In other words, the Bar may soon rule that a defense lawyer may assist the state in responding to allegations of ineffective assistance of counsel, perhaps by discussing the case with a prosecutor or by preparing an affidavit summarizing the attorney’s view of the relevant facts. The Bar views such assistance as permitted under Rule 1.6(b)(6), which allows a lawyer to reveal otherwise confidential information as necessary to respond to allegations concerning the lawyer’s representation of a client. The proposed opinion does emphasize that “lawyers who choose to respond to claims of ineffective assistance of counsel . . . [must] respond in a manner that is narrowly tailored to address the specific facts underlying the specific claim. Simply put, the pursuit of an ineffective assistance of counsel claim by a former client does not give the lawyer carte blanche to disclose all information contained in a former client’s file.”
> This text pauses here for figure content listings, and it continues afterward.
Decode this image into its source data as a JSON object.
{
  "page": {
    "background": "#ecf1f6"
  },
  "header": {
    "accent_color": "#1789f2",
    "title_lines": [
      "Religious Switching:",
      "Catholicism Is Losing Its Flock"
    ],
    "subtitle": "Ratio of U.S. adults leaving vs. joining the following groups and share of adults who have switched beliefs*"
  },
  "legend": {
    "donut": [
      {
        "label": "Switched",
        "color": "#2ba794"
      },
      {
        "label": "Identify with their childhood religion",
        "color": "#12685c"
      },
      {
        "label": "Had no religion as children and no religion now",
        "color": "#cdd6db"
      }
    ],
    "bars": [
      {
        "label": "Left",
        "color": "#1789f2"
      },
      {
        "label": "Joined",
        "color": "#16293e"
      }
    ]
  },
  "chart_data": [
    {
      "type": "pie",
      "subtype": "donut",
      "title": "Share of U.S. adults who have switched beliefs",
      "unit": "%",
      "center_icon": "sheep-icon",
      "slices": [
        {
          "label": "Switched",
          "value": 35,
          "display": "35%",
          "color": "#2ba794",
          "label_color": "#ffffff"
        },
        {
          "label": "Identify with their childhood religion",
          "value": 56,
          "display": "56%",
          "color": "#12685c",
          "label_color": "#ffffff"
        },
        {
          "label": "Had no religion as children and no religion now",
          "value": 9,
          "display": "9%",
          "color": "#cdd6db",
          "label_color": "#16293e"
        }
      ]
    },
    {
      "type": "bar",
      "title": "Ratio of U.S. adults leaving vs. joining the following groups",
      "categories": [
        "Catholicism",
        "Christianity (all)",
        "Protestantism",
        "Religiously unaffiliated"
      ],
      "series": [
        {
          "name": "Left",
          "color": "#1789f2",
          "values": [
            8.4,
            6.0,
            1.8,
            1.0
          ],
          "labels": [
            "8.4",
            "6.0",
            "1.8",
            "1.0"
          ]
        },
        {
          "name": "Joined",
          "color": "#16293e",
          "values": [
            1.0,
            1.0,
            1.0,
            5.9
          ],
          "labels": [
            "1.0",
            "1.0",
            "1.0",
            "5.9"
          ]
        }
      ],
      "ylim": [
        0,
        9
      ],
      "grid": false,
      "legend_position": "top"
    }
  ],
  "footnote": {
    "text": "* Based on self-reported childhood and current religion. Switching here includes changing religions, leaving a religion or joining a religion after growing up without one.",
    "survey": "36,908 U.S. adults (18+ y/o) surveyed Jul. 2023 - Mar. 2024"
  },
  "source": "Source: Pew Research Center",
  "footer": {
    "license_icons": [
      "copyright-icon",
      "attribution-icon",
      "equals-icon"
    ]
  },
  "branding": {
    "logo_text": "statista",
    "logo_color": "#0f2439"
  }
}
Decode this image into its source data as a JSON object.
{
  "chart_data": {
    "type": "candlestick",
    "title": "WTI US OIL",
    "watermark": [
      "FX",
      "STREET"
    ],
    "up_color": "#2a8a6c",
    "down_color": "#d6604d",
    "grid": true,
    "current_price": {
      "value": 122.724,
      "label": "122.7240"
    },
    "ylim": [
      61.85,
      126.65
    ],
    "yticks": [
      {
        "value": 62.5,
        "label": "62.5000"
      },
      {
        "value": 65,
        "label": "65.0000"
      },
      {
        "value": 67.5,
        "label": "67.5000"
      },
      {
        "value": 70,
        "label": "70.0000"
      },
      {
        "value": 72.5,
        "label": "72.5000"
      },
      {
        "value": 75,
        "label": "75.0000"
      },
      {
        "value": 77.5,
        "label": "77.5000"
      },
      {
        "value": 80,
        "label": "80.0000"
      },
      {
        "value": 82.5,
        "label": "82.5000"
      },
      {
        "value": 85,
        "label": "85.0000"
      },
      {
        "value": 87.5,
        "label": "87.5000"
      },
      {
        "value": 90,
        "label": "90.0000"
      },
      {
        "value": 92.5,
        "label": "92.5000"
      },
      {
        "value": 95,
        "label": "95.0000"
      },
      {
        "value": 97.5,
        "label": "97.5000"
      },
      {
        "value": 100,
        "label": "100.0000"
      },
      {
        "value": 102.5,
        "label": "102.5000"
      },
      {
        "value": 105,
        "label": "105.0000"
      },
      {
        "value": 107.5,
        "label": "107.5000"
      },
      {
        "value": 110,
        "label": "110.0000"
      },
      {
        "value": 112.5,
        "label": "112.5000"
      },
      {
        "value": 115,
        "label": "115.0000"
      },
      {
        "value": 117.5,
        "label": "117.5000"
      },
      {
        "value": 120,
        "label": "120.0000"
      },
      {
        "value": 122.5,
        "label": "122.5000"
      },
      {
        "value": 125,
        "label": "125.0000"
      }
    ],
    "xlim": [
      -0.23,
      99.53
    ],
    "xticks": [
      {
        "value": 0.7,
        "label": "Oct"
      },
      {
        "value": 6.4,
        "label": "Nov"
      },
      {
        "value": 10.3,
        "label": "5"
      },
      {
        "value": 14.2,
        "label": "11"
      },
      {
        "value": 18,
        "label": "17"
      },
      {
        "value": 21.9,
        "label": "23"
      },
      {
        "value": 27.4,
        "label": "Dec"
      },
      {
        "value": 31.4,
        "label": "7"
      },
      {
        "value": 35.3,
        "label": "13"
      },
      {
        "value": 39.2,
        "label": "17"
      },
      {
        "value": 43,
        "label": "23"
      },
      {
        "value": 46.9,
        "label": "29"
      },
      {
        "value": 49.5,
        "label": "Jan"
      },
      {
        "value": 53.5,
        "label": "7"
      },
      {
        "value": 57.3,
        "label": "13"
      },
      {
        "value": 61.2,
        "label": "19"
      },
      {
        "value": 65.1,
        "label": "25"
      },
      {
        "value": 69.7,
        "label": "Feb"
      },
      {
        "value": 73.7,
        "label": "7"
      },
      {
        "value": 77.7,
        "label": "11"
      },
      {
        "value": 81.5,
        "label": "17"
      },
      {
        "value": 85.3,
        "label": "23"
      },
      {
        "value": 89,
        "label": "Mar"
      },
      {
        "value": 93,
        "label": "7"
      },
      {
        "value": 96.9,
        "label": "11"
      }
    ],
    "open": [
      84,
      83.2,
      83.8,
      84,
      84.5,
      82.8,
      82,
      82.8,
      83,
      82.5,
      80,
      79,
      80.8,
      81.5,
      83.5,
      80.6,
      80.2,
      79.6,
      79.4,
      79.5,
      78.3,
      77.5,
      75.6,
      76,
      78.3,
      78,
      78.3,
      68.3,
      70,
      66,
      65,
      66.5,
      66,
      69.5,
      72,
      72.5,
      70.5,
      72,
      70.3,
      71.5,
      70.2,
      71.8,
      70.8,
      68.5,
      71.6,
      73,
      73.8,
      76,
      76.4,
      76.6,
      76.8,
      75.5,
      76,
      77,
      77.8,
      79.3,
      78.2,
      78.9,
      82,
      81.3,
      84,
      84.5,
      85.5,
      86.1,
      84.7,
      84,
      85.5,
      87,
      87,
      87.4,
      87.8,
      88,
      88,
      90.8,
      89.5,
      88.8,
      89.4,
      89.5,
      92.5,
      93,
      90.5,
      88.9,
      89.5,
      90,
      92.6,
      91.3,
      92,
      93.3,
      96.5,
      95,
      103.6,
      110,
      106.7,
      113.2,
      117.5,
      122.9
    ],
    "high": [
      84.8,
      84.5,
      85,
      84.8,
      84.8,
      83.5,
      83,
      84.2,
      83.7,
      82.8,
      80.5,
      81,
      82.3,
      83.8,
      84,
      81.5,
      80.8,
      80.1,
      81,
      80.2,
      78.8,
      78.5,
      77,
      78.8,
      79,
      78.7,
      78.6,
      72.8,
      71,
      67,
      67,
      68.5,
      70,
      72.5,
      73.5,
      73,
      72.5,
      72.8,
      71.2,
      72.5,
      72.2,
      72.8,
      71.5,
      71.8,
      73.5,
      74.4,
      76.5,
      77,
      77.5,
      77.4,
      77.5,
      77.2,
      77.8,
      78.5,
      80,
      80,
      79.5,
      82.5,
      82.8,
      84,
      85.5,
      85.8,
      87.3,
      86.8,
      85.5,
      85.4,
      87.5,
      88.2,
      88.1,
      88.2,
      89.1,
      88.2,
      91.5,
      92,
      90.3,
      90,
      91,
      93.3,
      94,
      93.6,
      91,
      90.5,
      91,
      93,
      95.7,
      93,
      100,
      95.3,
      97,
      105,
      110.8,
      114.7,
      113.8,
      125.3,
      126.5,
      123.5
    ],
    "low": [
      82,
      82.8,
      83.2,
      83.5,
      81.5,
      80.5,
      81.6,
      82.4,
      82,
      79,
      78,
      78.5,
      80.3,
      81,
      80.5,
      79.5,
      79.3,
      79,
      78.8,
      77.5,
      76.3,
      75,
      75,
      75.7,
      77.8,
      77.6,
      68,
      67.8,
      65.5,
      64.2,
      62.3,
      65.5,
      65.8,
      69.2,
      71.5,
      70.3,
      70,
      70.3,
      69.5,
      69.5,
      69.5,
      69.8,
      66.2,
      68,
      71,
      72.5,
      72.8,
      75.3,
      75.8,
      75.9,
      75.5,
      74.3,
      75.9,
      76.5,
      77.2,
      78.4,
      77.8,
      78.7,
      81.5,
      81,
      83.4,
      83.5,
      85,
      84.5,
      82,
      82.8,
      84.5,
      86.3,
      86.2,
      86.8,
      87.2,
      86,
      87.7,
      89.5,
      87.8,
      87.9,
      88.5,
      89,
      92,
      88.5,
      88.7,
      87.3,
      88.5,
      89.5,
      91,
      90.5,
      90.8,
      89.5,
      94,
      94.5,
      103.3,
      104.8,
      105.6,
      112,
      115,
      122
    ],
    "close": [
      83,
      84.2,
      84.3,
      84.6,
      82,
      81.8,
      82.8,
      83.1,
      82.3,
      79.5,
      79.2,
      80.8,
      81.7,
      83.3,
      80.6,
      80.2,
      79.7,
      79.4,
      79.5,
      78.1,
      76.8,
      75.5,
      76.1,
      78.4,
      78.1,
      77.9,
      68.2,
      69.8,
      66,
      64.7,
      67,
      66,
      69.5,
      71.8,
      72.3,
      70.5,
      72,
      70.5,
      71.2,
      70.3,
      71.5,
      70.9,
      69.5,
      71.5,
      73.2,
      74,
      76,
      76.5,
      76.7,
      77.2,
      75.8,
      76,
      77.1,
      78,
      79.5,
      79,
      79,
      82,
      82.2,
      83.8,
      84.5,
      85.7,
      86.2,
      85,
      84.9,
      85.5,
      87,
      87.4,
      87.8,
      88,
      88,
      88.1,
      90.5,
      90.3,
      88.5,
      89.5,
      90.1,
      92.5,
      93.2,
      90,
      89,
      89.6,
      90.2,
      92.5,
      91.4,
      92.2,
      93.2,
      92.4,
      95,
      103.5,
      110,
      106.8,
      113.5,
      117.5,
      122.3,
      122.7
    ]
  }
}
The proposed opinion expressly declines to follow an opinion on the same subject recently adopted by the American Bar Association. ABA Formal Opinion 10-456, available here, asserts that “it is highly unusual for a trial lawyer accused of providing ineffective representation to assist the prosecution in advance of testifying” at a hearing on collateral review. That’s an empirical question, and my experience is contrary to the ABA’s conclusion, but it’s probably neither here nor there as to the ethics issue. On the ethics issue, the ABA points out that while a claim of ineffective assistance waives the attorney-client privilege and work product protections as to information needed to respond to the claim, a defendant and his prior attorney may disagree about the scope of the implied waiver. Therefore, the ABA reasons, the attorney ought not disclose anything outside a judicial proceeding, during which the defendant will have an opportunity to object to disclosure. Nor is extra-judicial disclosure normally “necessary” to respond to the defendant’s claim, because many claims of ineffective assistance are dismissed on procedural grounds, while the remainder, in the ABA’s view, may be answered adequately in court. Thus, the ABA concludes that “it is highly unlikely that a disclosure in response to a prosecution request, prior to a court-supervised response by way of testimony or otherwise, will be justifiable.”
I welcome any thoughts about this issue generally and about the Bar’s proposed opinion specifically. If I receive substantive comments, either on the blog or by email, I’ll forward them to the Bar.